Topo Athletic Terraventure 3 At-a-Glance

MSRP: $125
Style: Low-rise, medium-cushion trail shoe, low-drop, wide toebox
Intended purpose: Trail running, hiking
Weight: 10.2 ounces per shoe (men’s 9); 8.1 ounces (women’s 7)

Circumstances of Use

Worn for approximately 340 miles of desert/mountain terrain and 250 miles of high Sierra terrain – including significant snow – on the Pacific Crest Trail.
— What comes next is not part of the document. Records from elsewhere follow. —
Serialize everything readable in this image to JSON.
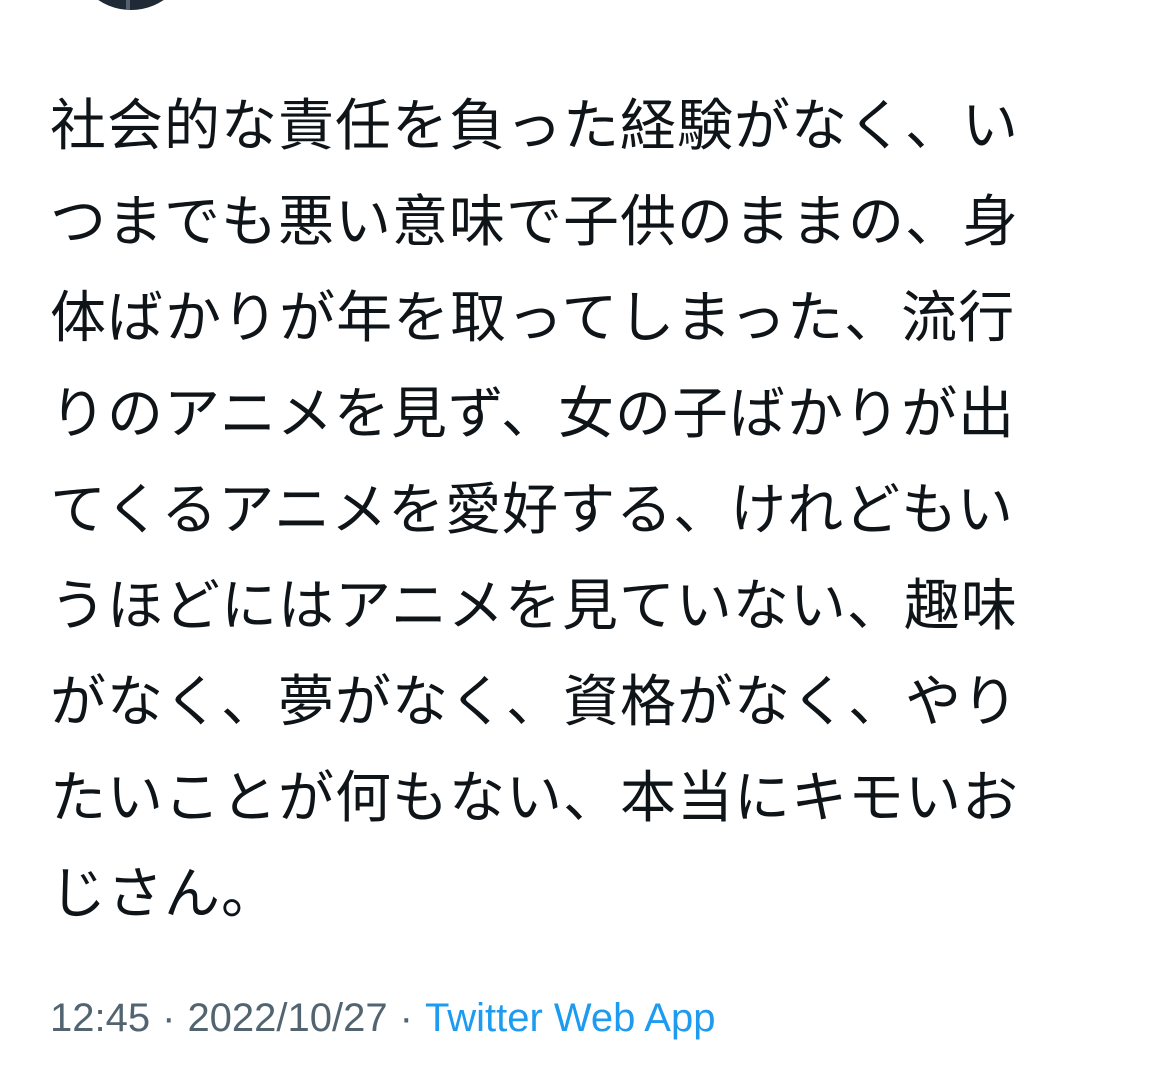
{
  "tweet": {
    "lines": [
      "社会的な責任を負った経験がなく、い",
      "つまでも悪い意味で子供のままの、身",
      "体ばかりが年を取ってしまった、流行",
      "りのアニメを見ず、女の子ばかりが出",
      "てくるアニメを愛好する、けれどもい",
      "うほどにはアニメを見ていない、趣味",
      "がなく、夢がなく、資格がなく、やり",
      "たいことが何もない、本当にキモいお",
      "じさん。"
    ]
  },
  "meta": {
    "time": "12:45",
    "separator": "·",
    "date": "2022/10/27",
    "source": "Twitter Web App"
  },
  "colors": {
    "text": "#0f1419",
    "meta": "#536471",
    "link": "#1d9bf0",
    "background": "#ffffff"
  }
}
Retired lovingly only due to compressed cushioning.


  • Roomy toebox: One of Topo’s main selling points
  • Roomy heel: One competitor has inexplicably narrowed the heel on several top models, but Topo has kept its heels roomy
  • Secure midfoot and heel: Dual-density EVA midsole and external TPU heel counter provide stability and fit
  • Low-drop platform: 3 millimeters
  • Cushioning: Moderate
  • Lightweight: 10.2 ounces per shoe
  • Vibram® Megagrip outsole: Designed for wet and slippery conditions
  • Abrasion-resistant upper: Incredibly sturdy, yet comfortable
  • Ortholite® footbed: Resists compression and reduces odor-causing bacteria
  • Gaiter attachment: Compatible with Topo’s patented gaiter system
topo athletic terraventure 3

The Topo Athletic Terraventure 3 – so comfy that you can wear them apres-miles on a long-distance hike. Clay Bonnyman Evans photo.


My feet are short (8-8.5 U.S. men’s) and wide with a high arch and instep. I wore Hokas for my Colorado Trail hike in 2015 and the first 861 miles of the Appalachian Trail the following year. But by then, my feet had spread out even more and I finished each day in serious pain from sesamoiditis due to squeezing upfront. Switching to my now-former favorite brand immediately solved the problem.

Nonetheless, I’ve never had to “size up” with shoes until encountering the heat of the southern California desert on the PCT. I was surprised that my good ol’ Topo Ultraventure Pros, size 8.5, were nowhere near big enough – and were wrecking my feet after three days. I made sure to order a size up when the rep sent me the Terraventure 3 on trail.

The TV3 toebox is probably roomy enough for most people who don’t have “square” feet like mine, though slightly less roomy than Brand X’s most popular hiking model. In a shoe with a wide toebox, there’s always the risk that it’s too slushy in the midfoot and heel. The first generation of my previous favorite was as sloppy and slippy as Vermont in June. Walking the Pinhoti Trail, it felt as if I were wearing old bunny slippers (a problem corrected by Brand X in v. 1.5, which was perfect … only to be destroyed in v. 2; sigh).

The heel in the sized-up TV3 is a great fit for me on trail, and Topo shoes have always fit well in the heel for running. It’s snug, but not tight. It’s also got a lacing system with plenty of adjustability for different foot shapes, including my high arches and instep.

topo terraventure 3

The Topo Athletic Terraventure 3 was plenty grippy for the slippery, steep snow of the high Sierra in mid-spring. Clay Bonnyman Evans photo.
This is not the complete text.